Para el filósofo australiano Roman Krznaric es importante que nos comportemos como "buenos antepasados" en relación con los que vienen detrás de nosotros. Creo que ninguno de los descendientes de mi padre tendrá nunca queja sobre él… En este sentido, pensando en él, pero no sólo, sino también en muchos de los suyos, recuerdo desde el día de su muerte aquel poema que escribió el poeta inglés Stephen Spender y que comenzaba con unos versos memorables "I think continually / of those who were truly great". (Pienso todo el tiempo / en aquellos que de verdad fueron grandes). Y tampoco cerrar este homenaje sin darle la razón a uno de los libros más sugerentes de la Biblia, el Eclesiástico, que nos aconseja "No llames feliz a nadie antes de su muerte; cuando le llegue el fin, se sabrá cómo era" (Eclo 11, 18). Repaso la vida de mi padre y veo éxito por todos los lados una vida plena construida sobre la honradez, el amor y la familia.
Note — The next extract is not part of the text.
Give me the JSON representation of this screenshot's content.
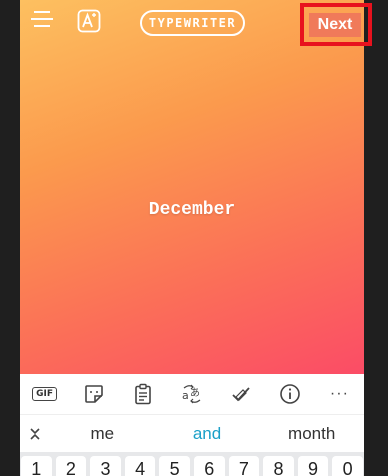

Gran lector toda su vida, uno de mis placeres era no solo dejarle el periódico, como hacía él conmigo cuando yo era pequeño, sino también suministrarle novelas y ensayos para que mantuviera en orden su cabeza hasta el final, como así fue. Cierro este capítulo con una reflexión que quizá nunca leyó, pero que me viene a la cabeza cuando apago el ordenador en nuestra casa del Barrio La Iglesia, hoy que es el día grande de la fiesta de su pueblo, un pueblo que siempre ha sido el mío y ahora es también el de mi mujer y el de mis hijos. Un párrafo del escritor húngaro Sándor Márai a propósito de un mundo que se ha ido y que echo de menos cuando paseo cada tarde por la mi Sanabria: "Fueron una excelente generación, pensó el general, mirando los retratos de los parientes, amigos y compañeros de su padre. Fueron una excelente generación, pensó el general: hombres un tanto solitarios que no lograban fundirse con el mundo; eran orgullosos, creían en cosas, en el honor, en las cualidades de los hombres, en la discreción, en la soledad y en la palabra dada".